Due to the erratic variations in wind strength, the average output of an onshore wind turbine is generally only about a third of its maximum rated capacity (the figure is about 38% for an offshore turbine). About 2000 typical-size 1.5 megawatt wind turbines are needed to generate as much average electric power as a standard one-gigawatt nuclear power plant. Unlike wind turbines, nuclear plants generate a constant, controllable flow of electricity.

To obtain a dependable supply based on wind and solar, supplementary electricity sources are needed to step in when their output drops. That costs money. In most present-day practice – where fossil fuels have not yet been banned  – this is done mainly with the help of auxiliary gas turbines, diesel generators or –  when nuclear plants are available – by “load-following” that constantly adjusts nuclear plant outputs. Load-following can work as long as the ratio of nuclear to wind-plus-solar is large enough.

Otherwise, the only alternative is to import electricity from somewhere else, assuming it is available when you need it, or to store part of the output of wind and solar sources and inject stored electricity back into the grid when their output falls. The most-cited option is to use batteries – a lot of them.

The second basic problem is the low power density of wind and solar energy. Aside from hurricanes and tornadoes, wind is a diffuse form of energy that requires large areas to “harvest” it.
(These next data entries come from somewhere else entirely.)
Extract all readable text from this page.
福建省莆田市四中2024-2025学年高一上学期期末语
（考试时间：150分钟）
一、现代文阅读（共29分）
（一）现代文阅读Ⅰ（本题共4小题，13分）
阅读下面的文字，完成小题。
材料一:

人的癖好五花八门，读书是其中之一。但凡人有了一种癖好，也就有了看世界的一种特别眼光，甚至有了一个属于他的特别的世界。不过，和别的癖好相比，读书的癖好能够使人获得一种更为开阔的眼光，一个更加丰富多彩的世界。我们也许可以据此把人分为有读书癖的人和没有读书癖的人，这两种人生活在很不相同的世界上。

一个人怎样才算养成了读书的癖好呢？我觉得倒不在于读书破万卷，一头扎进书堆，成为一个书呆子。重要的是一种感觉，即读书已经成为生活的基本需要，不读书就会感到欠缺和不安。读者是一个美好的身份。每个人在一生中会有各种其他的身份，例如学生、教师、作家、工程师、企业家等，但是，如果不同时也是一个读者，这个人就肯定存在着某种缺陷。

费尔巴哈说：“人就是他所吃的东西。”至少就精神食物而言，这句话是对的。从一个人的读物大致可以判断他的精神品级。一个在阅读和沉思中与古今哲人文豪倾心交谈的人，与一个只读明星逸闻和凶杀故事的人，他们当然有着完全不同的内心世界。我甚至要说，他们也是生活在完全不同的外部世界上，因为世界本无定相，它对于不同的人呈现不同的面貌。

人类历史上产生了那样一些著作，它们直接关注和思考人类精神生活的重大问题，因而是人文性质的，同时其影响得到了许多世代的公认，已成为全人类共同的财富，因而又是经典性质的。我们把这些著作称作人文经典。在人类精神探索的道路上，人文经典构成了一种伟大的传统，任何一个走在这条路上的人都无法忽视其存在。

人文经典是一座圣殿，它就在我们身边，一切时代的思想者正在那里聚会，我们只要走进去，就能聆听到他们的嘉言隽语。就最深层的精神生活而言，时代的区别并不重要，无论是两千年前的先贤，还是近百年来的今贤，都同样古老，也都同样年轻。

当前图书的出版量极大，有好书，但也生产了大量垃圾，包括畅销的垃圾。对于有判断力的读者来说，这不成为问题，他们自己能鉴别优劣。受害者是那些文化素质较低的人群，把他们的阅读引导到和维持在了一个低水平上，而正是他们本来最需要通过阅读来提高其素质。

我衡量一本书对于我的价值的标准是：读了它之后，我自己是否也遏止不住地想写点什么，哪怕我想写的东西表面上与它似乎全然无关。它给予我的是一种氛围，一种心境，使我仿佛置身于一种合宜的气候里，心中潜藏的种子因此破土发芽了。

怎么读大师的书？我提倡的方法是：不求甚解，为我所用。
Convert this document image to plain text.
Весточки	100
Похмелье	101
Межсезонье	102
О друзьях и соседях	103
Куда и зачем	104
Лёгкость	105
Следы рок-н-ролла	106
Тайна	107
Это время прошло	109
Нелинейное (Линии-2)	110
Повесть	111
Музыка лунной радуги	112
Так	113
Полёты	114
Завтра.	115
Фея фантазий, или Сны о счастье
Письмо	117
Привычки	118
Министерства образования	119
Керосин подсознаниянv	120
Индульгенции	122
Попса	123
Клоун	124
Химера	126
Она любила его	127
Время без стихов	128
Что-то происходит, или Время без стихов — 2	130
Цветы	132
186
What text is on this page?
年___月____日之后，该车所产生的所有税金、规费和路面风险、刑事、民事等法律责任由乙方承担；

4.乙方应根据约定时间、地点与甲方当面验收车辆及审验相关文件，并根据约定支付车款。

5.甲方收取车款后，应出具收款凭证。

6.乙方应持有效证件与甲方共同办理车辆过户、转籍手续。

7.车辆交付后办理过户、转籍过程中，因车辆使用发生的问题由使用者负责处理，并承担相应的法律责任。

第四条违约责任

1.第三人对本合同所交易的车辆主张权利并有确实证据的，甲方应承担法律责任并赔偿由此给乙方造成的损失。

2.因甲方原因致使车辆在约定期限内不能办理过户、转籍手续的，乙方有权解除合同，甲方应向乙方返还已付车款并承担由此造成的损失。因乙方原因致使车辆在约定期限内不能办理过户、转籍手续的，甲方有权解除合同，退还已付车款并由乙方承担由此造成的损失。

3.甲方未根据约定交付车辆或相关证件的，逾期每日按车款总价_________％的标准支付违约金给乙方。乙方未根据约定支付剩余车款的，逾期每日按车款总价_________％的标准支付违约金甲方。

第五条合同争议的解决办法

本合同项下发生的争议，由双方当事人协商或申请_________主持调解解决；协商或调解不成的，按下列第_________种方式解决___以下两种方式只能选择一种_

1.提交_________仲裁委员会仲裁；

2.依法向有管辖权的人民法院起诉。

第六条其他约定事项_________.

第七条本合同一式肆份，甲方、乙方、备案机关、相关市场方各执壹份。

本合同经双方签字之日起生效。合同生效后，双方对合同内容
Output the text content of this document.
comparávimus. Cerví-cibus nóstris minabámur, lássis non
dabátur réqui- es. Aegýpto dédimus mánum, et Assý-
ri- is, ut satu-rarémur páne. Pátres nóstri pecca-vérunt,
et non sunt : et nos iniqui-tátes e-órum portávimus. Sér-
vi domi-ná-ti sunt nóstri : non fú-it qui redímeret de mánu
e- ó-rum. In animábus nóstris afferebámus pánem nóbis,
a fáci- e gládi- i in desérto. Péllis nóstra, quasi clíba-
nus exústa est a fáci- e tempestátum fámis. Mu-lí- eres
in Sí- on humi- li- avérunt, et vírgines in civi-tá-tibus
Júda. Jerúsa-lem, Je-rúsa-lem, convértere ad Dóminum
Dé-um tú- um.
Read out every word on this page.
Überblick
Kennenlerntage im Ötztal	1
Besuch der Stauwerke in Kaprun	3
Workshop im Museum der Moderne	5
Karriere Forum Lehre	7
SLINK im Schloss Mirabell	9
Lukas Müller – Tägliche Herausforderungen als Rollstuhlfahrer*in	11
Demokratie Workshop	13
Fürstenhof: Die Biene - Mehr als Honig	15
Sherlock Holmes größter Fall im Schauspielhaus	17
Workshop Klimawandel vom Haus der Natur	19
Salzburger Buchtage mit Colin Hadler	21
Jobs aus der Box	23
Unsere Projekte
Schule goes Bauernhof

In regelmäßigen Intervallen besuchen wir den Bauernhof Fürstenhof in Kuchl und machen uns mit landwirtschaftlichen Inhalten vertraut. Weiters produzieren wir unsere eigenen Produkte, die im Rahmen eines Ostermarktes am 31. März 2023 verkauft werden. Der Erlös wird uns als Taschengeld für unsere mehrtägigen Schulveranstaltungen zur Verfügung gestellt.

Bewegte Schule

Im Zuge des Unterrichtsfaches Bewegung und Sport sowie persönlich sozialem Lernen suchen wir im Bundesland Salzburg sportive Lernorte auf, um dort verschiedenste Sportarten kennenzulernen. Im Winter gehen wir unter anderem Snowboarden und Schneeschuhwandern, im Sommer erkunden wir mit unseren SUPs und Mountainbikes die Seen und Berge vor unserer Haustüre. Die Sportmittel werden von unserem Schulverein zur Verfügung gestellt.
The same applies to sunlight on the surface of the Earth.

Compared to nuclear plants or state-of-the-art fossil fuel plants, wind and solar require hundreds of times as many individual units, hundreds of times more land area and tens of times larger amounts of steel, concrete and other materials to produce a given average power output….

We are constantly told that the cost of wind and solar energy has dropped dramatically and that they are already the cheapest power sources.

Common sense, and the electricity prices in California, Germany, and Denmark – which have all gone big on renewable energy – tell a different story, as do many independent studies. See for example the detailed study by Gordon Hughes of the University of Edinburgh, “Wind Power Economics – Rhetoric & Reality.”

The real costs of wind and solar are obscured by subsidized prices, renewable energy credits, production tax credits, green bond discounts, accelerated depreciation, property tax exemptions and tax credits.